Christian then seeing them lie in this case, went to them, if peradventure he might awake them, and cried, you are like them that sleep on the top of a mast, Prov 23:34, for the Dead Sea is under you, a gulf that hath no bottom: awake, therefore, and come away; be willing also, and I will help you off with your irons. He also told them, If he that goeth about like a roaring lion, 2Pet 5:8, comes by, you will certainly become a prey to his teeth. With that they looked upon him, and began to reply in this sort: Simple said, I see no danger; Sloth said, Yet a little more sleep; and Presumption said, Every tub must stand upon its own bottom. And so they lay down to sleep again, and Christian went on his way.As my girls and I read the above we could see some very pertinent warnings here as follows:
Simple: not necessarily someone who is a born idiot but who chooses not to know, not to study, not to read, and not to learn of the dangers that might be present, not to understand. The scriptures warn us and Christian lovingly repeated those warnings but Simple says, "I see no danger." I can almost hear him: "Why make such a big deal about Penal Substitutionary Atonement? Why speak of the dangers of self-love and those that encourage it? Why should I be awake now ... Why should I dig so deep into the gospel? ... Why do I need to learn such big words as justification, sanctification, regeneration, redemption, atonement, propitiation, expiation? Why should I etc... ... I see no danger?"

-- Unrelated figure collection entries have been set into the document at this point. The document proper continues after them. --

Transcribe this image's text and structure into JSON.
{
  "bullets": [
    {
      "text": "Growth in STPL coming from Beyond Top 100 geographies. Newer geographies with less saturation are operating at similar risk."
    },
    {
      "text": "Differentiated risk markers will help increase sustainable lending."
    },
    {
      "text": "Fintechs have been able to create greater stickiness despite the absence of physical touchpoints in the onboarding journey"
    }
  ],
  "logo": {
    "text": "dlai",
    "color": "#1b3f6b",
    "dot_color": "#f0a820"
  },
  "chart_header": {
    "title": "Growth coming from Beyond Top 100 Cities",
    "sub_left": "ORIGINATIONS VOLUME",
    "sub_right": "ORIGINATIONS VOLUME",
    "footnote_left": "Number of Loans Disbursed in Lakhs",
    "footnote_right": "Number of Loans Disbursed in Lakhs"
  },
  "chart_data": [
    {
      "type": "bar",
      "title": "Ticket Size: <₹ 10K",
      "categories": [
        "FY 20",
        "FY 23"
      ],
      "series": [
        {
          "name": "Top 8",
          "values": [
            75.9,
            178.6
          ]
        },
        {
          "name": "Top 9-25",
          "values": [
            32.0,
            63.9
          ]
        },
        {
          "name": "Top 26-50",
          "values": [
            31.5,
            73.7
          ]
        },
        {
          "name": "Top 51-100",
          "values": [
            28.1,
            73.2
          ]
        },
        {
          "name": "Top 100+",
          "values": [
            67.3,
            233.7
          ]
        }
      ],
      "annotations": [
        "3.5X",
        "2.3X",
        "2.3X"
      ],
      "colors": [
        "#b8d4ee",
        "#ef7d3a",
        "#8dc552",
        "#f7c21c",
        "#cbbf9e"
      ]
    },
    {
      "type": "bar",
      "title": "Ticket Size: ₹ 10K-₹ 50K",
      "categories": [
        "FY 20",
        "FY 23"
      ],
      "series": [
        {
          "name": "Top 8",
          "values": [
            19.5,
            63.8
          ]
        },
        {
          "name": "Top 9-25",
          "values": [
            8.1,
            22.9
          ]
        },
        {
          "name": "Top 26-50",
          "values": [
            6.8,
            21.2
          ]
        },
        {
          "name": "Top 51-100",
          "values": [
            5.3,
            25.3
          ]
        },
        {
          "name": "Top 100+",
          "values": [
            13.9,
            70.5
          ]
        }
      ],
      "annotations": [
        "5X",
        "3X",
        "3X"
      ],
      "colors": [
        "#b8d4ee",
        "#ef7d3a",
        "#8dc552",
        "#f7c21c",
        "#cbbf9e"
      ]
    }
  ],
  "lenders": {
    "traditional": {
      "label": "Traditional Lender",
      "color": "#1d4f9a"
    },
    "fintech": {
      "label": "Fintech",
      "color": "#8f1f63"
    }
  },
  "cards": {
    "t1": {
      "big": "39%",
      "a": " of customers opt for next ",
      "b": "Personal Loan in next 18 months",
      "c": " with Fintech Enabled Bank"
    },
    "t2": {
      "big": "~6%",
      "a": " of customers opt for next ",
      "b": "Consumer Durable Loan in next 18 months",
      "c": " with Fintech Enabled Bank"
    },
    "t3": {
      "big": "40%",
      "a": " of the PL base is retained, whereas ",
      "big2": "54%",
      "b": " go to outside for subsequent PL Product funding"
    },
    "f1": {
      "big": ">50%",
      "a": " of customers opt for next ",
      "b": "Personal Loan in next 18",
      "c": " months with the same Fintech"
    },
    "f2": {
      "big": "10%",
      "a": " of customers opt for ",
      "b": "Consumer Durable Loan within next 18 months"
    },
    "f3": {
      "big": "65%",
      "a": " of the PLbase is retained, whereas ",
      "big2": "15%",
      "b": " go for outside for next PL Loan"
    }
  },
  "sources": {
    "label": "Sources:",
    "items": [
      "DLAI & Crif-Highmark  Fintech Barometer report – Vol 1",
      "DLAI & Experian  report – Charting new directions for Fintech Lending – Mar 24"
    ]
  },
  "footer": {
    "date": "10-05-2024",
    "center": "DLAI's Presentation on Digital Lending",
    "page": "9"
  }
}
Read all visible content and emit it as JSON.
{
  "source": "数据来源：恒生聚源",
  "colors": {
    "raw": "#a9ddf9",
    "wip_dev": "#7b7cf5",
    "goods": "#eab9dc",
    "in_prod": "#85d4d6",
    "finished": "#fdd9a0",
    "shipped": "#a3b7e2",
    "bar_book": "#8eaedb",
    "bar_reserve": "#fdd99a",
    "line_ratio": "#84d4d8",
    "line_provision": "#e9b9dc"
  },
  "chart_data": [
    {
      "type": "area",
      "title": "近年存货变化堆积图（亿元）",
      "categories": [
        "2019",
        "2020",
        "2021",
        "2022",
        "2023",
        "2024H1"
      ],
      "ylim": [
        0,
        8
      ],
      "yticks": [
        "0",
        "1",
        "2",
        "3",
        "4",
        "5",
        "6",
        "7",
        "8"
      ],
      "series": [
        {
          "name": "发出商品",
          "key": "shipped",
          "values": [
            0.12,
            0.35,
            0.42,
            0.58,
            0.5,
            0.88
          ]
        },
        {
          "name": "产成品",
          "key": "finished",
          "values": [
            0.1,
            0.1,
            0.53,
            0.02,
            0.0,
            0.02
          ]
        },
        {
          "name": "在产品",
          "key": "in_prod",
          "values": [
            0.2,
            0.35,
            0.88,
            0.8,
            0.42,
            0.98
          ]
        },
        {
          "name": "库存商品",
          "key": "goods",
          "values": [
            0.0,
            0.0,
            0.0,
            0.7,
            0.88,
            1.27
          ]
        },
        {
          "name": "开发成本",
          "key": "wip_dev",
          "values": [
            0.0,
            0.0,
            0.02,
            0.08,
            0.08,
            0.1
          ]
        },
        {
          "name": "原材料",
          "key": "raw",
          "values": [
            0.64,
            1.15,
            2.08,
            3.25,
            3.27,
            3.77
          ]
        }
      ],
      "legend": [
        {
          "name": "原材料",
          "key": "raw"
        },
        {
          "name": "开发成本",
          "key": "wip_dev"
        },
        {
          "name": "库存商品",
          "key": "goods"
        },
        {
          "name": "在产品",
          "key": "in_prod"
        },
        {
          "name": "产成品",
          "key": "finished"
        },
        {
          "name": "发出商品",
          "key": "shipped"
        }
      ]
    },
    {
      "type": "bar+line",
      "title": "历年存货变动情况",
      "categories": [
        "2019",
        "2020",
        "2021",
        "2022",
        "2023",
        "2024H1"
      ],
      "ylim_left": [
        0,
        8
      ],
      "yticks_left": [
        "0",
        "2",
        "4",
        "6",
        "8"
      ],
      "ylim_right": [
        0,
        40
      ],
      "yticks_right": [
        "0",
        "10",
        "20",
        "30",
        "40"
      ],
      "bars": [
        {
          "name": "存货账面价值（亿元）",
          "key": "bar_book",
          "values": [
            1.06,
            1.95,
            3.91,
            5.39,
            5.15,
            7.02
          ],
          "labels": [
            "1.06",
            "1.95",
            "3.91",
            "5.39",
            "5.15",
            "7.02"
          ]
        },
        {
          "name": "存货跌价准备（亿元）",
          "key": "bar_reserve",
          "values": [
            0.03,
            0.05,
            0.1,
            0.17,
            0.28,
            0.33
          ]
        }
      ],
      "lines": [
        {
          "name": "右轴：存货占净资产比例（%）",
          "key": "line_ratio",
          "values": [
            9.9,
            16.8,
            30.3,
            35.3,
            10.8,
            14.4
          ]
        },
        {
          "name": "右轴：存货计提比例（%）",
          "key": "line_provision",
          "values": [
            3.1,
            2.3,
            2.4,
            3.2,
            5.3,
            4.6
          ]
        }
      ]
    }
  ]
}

Sloth: "A little more sleep... Don't speak to me of diligence. Don't tell me to work out my own salvation with fear and trembling or to make my calling and election sure. Study... not me .. a little more sleep... pray.. no I don't think so.. a little more sleep."
Presumption: This one scares me the most. This example brings the most conviction. And I must confess I was slow to understand Bunyan here when Presumption's response to Christian's warnings was this: "Every tub must stand upon its own bottom. " I remarked out loud, my girls hearing my confusion, "What does this mean?"
It was my youngest who said, "Could it mean that he want's to do it all by himself and he doesn't want anyone to help him." I think she fairly well explained Bunyan's point exactly. In Pilgrim's Progress the characters have names which also describe who they are. If the name, Presumption, is taken with this meaning, "blind or headstrong confidence," as described in the Webster's 1828 Dictionary it fits. Plus it turns out that this phrase is an old proverb calling for one to be independent.
Hence, Presumption is saying to Christian, "I don't need your warnings. Don't bother waking me. I'm my own man and will wake myself in my own way and in my own time. My secret sins are my own concern and I don't need the help of another to overcome them. Confessing your faults one to another does not apply to me." James 5:16
Lastly, DID YOU NOTICE Christian's first rebuke: "you are like them that sleep on the top of a mast," which is taken from Prov 23:34 ;
Yea, thou shalt be as he that lieth down in the midst of the sea, or as he that lieth upon the top of a mast.
Incredible word picture and as many times as I've read Proverbs I didn't remember that phrase. Suitable warning.